Starting out, she ran into some challenges. The home inspections industry is white male dominated with very few women and even fewer Black women.
“Out of the gate it was difficult for me to get business because I live in Staten Island,” she said. “They gave me an area right across from the Verrazano Bridge, which is the Bensonhurst, Bay Ridge, Dyker Heights area in Brooklyn. That area is not very diverse and known for racial tensions and I didn’t get any business there.”
She spoke to the franchise and requested to expand to the neighborhoods of Flatbush, Canarsie, East New York and Bed-Stuy and business started picking up. Her work consists of inspecting homes, co-ops and condos people are interested in buying. She makes sure the homes are adequate and up to regulations to be inhabited.

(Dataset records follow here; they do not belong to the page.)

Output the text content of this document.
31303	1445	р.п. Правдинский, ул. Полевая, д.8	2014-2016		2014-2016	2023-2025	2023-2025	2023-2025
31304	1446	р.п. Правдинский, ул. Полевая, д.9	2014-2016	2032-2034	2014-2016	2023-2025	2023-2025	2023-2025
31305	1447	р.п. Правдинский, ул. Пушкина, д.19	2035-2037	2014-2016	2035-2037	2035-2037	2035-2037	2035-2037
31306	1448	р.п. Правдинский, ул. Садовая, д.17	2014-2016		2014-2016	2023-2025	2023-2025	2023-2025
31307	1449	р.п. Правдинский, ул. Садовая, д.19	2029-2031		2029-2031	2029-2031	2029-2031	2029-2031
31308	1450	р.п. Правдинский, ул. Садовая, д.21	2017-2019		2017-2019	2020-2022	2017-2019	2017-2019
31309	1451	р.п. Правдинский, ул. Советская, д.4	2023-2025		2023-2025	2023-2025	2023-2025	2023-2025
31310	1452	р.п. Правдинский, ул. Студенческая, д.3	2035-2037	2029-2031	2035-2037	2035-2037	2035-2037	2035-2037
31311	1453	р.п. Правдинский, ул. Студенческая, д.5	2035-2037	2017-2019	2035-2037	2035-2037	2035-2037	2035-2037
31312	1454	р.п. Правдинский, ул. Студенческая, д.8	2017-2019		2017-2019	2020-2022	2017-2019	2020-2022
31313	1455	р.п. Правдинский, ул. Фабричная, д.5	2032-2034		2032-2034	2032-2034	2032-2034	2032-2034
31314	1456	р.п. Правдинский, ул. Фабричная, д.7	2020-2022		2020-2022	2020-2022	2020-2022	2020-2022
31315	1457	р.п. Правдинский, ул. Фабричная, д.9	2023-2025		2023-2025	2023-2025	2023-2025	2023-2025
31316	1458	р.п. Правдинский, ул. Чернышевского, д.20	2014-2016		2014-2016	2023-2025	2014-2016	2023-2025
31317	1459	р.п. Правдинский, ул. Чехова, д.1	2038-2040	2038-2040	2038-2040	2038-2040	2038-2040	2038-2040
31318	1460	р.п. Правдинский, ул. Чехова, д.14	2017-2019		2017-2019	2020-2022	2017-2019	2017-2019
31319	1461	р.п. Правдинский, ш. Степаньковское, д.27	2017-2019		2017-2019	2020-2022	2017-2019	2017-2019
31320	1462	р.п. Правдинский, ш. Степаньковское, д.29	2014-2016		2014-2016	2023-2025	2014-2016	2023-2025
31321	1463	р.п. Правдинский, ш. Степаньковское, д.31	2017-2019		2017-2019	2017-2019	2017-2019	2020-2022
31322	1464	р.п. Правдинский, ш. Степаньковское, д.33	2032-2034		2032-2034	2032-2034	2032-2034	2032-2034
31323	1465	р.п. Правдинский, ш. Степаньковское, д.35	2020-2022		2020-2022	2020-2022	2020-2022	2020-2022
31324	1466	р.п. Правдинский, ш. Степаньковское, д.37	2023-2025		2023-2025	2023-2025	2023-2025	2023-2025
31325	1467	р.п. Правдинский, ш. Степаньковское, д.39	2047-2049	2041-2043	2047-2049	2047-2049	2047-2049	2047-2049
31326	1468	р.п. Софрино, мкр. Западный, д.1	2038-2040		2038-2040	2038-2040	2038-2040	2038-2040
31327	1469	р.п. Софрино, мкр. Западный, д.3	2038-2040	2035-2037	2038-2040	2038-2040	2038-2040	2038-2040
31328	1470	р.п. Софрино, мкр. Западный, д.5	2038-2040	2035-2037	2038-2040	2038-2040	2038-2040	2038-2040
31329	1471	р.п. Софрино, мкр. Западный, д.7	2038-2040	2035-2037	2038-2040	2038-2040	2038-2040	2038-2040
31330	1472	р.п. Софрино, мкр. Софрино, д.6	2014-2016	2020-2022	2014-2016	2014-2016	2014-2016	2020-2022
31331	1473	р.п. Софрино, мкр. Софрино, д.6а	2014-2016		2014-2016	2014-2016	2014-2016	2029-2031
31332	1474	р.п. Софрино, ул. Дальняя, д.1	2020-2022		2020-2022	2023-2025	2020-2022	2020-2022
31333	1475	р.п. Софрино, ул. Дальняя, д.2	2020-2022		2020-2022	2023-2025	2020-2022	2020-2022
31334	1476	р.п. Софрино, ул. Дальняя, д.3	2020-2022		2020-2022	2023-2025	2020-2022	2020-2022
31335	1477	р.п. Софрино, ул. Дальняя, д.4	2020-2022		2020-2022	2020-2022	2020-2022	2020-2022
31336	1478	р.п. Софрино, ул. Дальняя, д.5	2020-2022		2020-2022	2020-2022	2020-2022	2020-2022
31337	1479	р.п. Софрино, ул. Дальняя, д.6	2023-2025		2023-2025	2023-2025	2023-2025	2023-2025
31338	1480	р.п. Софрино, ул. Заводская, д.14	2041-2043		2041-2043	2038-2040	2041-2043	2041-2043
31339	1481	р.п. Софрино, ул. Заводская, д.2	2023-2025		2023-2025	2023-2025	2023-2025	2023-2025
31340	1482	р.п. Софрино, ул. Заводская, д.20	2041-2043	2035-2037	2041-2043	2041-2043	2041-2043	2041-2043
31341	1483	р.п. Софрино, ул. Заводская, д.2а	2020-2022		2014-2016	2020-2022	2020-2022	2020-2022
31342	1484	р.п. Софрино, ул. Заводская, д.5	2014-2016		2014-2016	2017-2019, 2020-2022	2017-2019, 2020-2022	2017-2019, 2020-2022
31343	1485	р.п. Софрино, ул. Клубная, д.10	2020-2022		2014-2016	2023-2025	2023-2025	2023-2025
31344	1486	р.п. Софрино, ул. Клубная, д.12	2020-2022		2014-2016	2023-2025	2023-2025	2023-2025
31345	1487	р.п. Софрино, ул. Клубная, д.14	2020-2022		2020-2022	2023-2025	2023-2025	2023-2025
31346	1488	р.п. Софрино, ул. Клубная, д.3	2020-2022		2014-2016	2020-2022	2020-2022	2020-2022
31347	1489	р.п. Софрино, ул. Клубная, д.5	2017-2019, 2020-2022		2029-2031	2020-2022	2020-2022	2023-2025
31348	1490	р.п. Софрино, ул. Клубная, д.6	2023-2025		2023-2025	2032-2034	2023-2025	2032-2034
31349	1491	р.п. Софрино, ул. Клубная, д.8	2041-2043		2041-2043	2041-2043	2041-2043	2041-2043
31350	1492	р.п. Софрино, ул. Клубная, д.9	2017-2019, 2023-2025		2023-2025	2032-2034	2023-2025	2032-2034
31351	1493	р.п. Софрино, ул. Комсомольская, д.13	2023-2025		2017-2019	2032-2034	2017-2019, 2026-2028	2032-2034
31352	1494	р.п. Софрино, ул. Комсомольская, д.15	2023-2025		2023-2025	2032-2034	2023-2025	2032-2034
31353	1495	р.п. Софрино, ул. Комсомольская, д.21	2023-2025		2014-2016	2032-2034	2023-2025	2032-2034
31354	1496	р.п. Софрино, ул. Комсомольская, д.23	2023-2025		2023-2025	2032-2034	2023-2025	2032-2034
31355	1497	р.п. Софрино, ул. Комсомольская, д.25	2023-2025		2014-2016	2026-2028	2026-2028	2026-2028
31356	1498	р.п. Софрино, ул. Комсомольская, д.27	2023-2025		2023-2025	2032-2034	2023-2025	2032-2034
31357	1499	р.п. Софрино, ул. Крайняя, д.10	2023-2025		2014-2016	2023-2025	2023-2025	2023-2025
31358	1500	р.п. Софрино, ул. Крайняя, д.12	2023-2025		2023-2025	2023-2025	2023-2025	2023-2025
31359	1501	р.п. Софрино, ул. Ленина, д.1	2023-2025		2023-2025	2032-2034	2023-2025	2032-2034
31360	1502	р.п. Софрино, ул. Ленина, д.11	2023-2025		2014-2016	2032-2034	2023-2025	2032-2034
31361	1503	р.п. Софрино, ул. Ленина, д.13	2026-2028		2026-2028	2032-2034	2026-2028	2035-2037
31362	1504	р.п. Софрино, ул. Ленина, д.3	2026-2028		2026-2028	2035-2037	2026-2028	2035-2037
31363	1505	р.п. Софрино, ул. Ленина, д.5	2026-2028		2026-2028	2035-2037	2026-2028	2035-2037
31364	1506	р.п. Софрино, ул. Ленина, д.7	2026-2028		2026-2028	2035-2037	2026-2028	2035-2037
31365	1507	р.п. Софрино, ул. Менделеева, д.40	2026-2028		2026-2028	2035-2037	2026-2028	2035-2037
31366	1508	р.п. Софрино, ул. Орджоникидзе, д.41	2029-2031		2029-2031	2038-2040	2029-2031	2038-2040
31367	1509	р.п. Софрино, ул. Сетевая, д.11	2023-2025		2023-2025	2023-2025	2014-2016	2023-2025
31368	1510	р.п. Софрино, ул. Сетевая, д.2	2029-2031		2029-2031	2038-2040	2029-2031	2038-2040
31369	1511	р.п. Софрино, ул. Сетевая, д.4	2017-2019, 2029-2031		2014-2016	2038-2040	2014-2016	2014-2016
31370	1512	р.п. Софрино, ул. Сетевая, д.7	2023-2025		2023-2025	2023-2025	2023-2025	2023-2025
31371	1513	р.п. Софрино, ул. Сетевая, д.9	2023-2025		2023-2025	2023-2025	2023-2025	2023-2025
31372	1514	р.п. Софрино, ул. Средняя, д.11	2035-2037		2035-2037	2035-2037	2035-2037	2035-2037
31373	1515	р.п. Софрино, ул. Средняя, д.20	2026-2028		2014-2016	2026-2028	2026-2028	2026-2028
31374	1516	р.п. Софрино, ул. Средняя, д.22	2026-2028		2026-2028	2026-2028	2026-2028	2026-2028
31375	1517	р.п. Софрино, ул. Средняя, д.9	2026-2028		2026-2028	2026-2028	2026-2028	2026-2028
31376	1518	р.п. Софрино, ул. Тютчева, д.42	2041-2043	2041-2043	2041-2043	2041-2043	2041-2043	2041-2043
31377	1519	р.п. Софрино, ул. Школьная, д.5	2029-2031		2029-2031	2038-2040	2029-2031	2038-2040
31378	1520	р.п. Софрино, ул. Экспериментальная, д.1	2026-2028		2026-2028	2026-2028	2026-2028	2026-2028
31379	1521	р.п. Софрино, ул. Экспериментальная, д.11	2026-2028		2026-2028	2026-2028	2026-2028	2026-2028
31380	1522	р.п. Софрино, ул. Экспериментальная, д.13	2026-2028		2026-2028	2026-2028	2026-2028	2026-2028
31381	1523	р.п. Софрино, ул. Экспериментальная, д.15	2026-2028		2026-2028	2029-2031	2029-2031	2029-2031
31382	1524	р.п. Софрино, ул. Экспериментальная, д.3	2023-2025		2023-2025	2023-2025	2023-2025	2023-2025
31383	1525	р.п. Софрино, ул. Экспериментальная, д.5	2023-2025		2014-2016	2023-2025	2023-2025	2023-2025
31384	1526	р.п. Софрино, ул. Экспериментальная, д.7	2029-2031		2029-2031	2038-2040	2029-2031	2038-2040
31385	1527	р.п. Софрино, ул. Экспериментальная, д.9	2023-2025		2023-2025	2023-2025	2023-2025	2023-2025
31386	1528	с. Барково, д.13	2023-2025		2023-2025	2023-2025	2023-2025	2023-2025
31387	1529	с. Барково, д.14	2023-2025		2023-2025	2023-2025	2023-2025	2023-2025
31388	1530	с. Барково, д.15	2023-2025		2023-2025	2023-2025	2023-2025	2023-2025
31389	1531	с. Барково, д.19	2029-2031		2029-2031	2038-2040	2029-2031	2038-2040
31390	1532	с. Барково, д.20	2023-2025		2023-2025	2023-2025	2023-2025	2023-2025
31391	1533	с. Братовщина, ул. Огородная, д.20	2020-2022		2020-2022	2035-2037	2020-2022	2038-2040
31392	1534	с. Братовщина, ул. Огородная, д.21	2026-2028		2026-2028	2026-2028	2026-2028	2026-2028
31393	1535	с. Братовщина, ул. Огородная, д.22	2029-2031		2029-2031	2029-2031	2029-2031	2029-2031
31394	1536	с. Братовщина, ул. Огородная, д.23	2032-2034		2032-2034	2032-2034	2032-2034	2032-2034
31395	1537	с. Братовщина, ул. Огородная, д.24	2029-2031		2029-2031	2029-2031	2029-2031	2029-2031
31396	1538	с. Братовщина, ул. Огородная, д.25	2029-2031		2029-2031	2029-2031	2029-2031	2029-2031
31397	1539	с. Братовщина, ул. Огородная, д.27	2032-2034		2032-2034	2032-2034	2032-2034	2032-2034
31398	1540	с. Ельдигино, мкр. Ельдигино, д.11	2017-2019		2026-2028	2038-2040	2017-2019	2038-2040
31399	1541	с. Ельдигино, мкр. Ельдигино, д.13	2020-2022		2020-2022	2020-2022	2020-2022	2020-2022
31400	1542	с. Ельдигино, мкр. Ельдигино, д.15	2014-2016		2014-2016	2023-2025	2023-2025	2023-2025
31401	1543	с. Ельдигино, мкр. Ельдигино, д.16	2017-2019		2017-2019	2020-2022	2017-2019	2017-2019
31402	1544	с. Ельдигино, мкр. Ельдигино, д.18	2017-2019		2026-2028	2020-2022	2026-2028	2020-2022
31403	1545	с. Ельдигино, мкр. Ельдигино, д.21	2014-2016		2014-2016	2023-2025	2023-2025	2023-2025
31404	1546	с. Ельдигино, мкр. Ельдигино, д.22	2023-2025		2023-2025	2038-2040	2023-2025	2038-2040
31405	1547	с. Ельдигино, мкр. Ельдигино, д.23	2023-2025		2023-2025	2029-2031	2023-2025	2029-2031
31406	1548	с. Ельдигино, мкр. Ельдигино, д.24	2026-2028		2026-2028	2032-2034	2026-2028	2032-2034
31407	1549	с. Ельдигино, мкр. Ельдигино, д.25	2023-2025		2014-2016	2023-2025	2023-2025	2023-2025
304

“They want to know what the issues are with the property, so they can make an intelligent decision whether or not they want to purchase,” Gathers said. “Our business is generated by the real estate market. My clients are mostly first-time home buyers.”
Since her own success in the home inspection industry, Gathers wants to diversify the industry and bring others along. She says now is a good time for recent college graduates and those looking for a career change due to more people buying homes. Inspectors must be licensed by the state, and get 100 classroom hours and 40 field hours before taking an exam.
“I get a lot of emails from young people interested in becoming home inspectors so I tell them what they need to do to change the face of the industry and bring in more minorities,” Gathers said. “You can make six figures doing three or four jobs a week. It’s not a complicated job.”
As for the future, Gathers said she wants to continue to grow her business. She currently has another home inspector in her franchise and is looking to expand her business to co-op and condos.
“With all of these new buildings in Downtown Brooklyn, people looking to buy don’t think they need home inspection done, but you do,” Gathers said. “That’s one of the things I’m really pushing is educating first-time homebuyers about the whole process with co-ops and condos in new construction.”
Gathers is a board member of The Bedford Stuyvesant Real Estate Board, member of The Women’s Council of Realtors, Brooklyn Board of Realtors, Brooklyn Chamber of Commerce, BNI Chapter #44 (Bryant Partnership) and The American Society of Home Inspectors.